Разин дал Тимошке письмо к астраханцам, ожидая, что слух о его предстоящем походе на Волгу сам сделает дело и настроит умы стрельцов и посадских в его пользу.

– Скажи им, что наскоре в Астрахань буду. Стречали бы да воеводу навстречу вели под уздцы, – сказал Разин.

– Я сам с ними выйду тебя стречать, в покорность тебе приведу стрельцов, – обещал Тимошка, уверенно тряхнув головой.

Степан усмехнулся:

– Ты прыткий, сынок! Что ж, воеводы градские ключи тебе поднесут?

– Мы и сами возьмем! Астраханцы меня признают – ить сыном твоим все зовут!

– Сын‑то сын, а ты казацкую шапку смени да зипун, – сказал Разин. – Воеводские сыщики не признали бы тебя раньше всех, а то схватят под пытку… За тем ли к ним лезть!.. Ты не моим, а купеческим сыном оденься: шелков кафтан да пухову шляпу. Таких молодцов на торгу немало гуляет – орехи грызут да армянские вина пьют. Кошель полон денег, сапожки – сафьян, ворот козырем, а в башке – дыра… Гребцов подбери себе на дорогу из астраханцев, а так‑то купецкому сыну не гоже.

Тимошка нашел в таборе у войсковой избы бывшего астраханского стрельца, это был старый приятель его – Никита Петух. И наутро в легком челне они отплыли в верховья Дона, в обычный казацкий путь к низовьям Волги, через Царицын…

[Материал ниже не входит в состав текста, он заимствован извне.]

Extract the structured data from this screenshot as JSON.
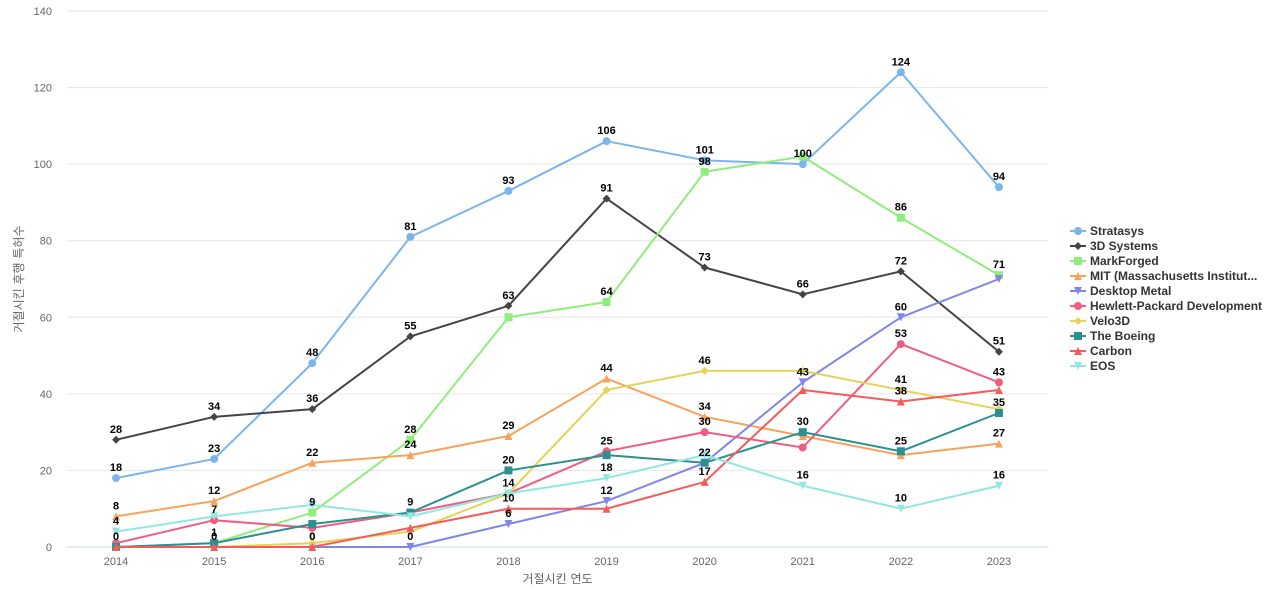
{
  "chart_data": {
    "type": "line",
    "title": "",
    "xlabel": "거절시킨 연도",
    "ylabel": "거절시킨 후행 특허수",
    "x": [
      2014,
      2015,
      2016,
      2017,
      2018,
      2019,
      2020,
      2021,
      2022,
      2023
    ],
    "ylim": [
      0,
      140
    ],
    "yticks": [
      0,
      20,
      40,
      60,
      80,
      100,
      120,
      140
    ],
    "grid": true,
    "legend_position": "right",
    "series": [
      {
        "name": "Stratasys",
        "color": "#7cb5ec",
        "marker": "circle",
        "values": [
          18,
          23,
          48,
          81,
          93,
          106,
          101,
          100,
          124,
          94
        ],
        "labels": [
          true,
          true,
          true,
          true,
          true,
          true,
          true,
          true,
          true,
          true
        ]
      },
      {
        "name": "3D Systems",
        "color": "#434348",
        "marker": "diamond",
        "values": [
          28,
          34,
          36,
          55,
          63,
          91,
          73,
          66,
          72,
          51
        ],
        "labels": [
          true,
          true,
          true,
          true,
          true,
          true,
          true,
          true,
          true,
          true
        ]
      },
      {
        "name": "MarkForged",
        "color": "#90ed7d",
        "marker": "square",
        "values": [
          0,
          1,
          9,
          28,
          60,
          64,
          98,
          102,
          86,
          71
        ],
        "labels": [
          false,
          false,
          true,
          true,
          false,
          true,
          true,
          false,
          true,
          true
        ]
      },
      {
        "name": "MIT (Massachusetts Institut...",
        "color": "#f7a35c",
        "marker": "triangle",
        "values": [
          8,
          12,
          22,
          24,
          29,
          44,
          34,
          29,
          24,
          27
        ],
        "labels": [
          true,
          true,
          true,
          true,
          true,
          true,
          true,
          false,
          false,
          true
        ]
      },
      {
        "name": "Desktop Metal",
        "color": "#8085e9",
        "marker": "triangle-down",
        "values": [
          0,
          0,
          0,
          0,
          6,
          12,
          22,
          43,
          60,
          70
        ],
        "labels": [
          false,
          false,
          true,
          true,
          true,
          true,
          false,
          true,
          true,
          false
        ]
      },
      {
        "name": "Hewlett-Packard Development",
        "color": "#f15c80",
        "marker": "circle",
        "values": [
          1,
          7,
          5,
          9,
          14,
          25,
          30,
          26,
          53,
          43
        ],
        "labels": [
          false,
          true,
          false,
          false,
          false,
          true,
          true,
          false,
          true,
          true
        ]
      },
      {
        "name": "Velo3D",
        "color": "#e4d354",
        "marker": "diamond",
        "values": [
          0,
          0,
          1,
          4,
          14,
          41,
          46,
          46,
          41,
          36
        ],
        "labels": [
          false,
          false,
          false,
          false,
          true,
          false,
          true,
          false,
          true,
          false
        ]
      },
      {
        "name": "The Boeing",
        "color": "#2b908f",
        "marker": "square",
        "values": [
          0,
          1,
          6,
          9,
          20,
          24,
          22,
          30,
          25,
          35
        ],
        "labels": [
          true,
          true,
          false,
          true,
          true,
          false,
          true,
          true,
          true,
          true
        ]
      },
      {
        "name": "Carbon",
        "color": "#f45b5b",
        "marker": "triangle",
        "values": [
          0,
          0,
          0,
          5,
          10,
          10,
          17,
          41,
          38,
          41
        ],
        "labels": [
          false,
          true,
          true,
          false,
          true,
          false,
          true,
          false,
          true,
          false
        ]
      },
      {
        "name": "EOS",
        "color": "#91e8e1",
        "marker": "triangle-down",
        "values": [
          4,
          8,
          11,
          8,
          14,
          18,
          24,
          16,
          10,
          16
        ],
        "labels": [
          true,
          false,
          false,
          false,
          false,
          true,
          false,
          true,
          true,
          true
        ]
      }
    ]
  }
}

– Кошачьи усы, ты куды? – расспрашивали его знакомцы казаки.

– Про то мне да батьке ведать, – с гордостью отвечал молодой казак…

 

 

Уже третью неделю сидел Степан Тимофеевич в Черкасске, когда его брат Фрол Разин явился к нему в войсковую избу.

– Здорово, Степан Тимофеич! Поздравствовать на атаманстве тебя приехал! – сказал он с искренней радостью.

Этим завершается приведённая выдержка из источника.